Рапорт мой о переводе в другую часть был самой большой глупостью, на которую я надеялся, прослужив первые полгода. Непосредственное начальство даже отказывалось о нем слышать, пока не поступит сверху указание вместе с отношением, что такую бумагу ждут на подпись в военный округ, лично к самому командующему генералу армии Тарханову. Даже старшие офицеры, получая отношение к новому месту службы, не питали особых надежд на перевод в другую воинскую часть. Особенно после того как моему непосредственному начальнику полковнику Златогиря было отказано в переводе на нижестоящую преподавательскую должность, с которой уходили на пенсию подполковниками. Все решали не только нужные связи, но и гроши.

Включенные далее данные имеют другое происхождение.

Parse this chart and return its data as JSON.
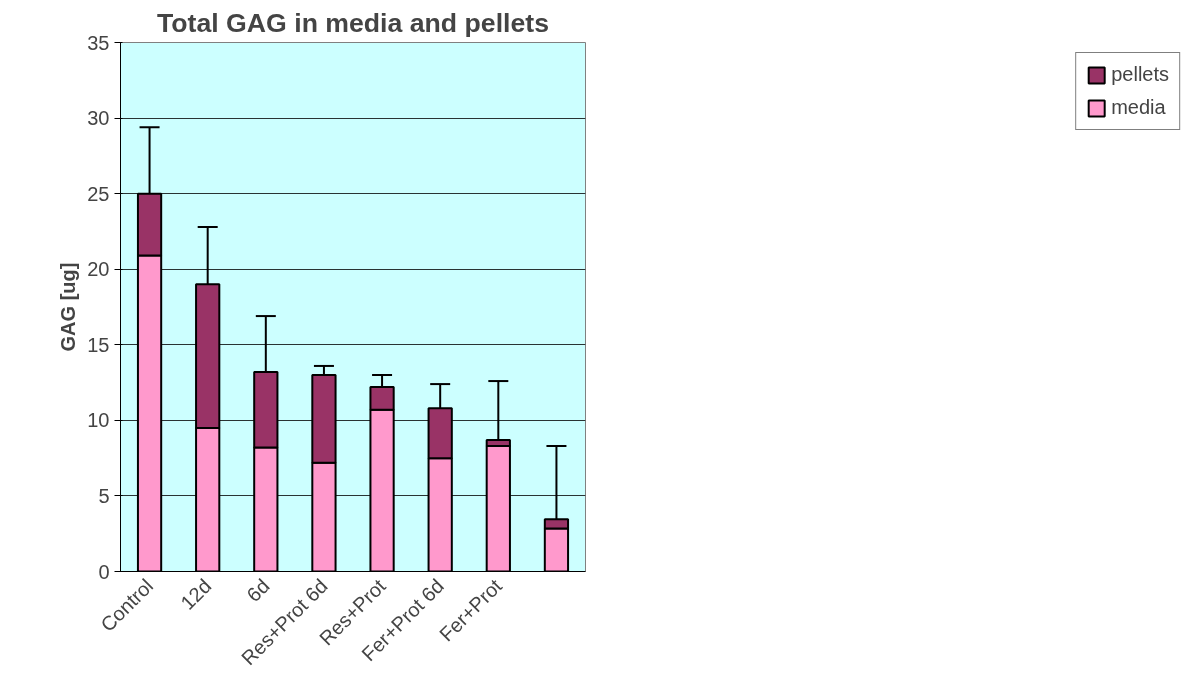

Оставалось терпеть нетерпимое, ждать отпуска, чтобы отдохнуть от сложного воинского коллектива, где царила атмосфера хамства и грубости начальников, пьянства и попустительства офицеров, наглости и наркомании контрактников, опозданий женщин военнослужащих и в целом привычного вялого саботажа текущих задач всем подразделением. Хотя подразделением медицинскую роту назвать было сложно, скорее это была организация по тыловому типу, с одной стороны, особо не признающая устав, с другой стороны не особо углубленная в медицину. В общем, военный врач – это не военный и не врач, так мои сослуживцы-медики сами шутили про своих, за исключением военных хирургов, способных выполнить операцию даже в полевых условиях.
В такой атмосфере, встречая свою двадцать третью зиму, с тоской по дому в рутинных армейских буднях мне оставалось терпеть жестокую действительность. Изображать образцового строевого офицера-воспитателя, как нас по-старому называли замполита роты. И ждать начала нового учебного года по боевой подготовке и окончания дактилоскопической регистрации разведывательного и саперного батальонов, ранее отсутствовавших по причине многомесячных полевых учений. Чтобы освободиться от текущих задач и отгулять положенный отпуск за уходящий год и жить только этой надеждой, считая долгие дни, недели и месяцы.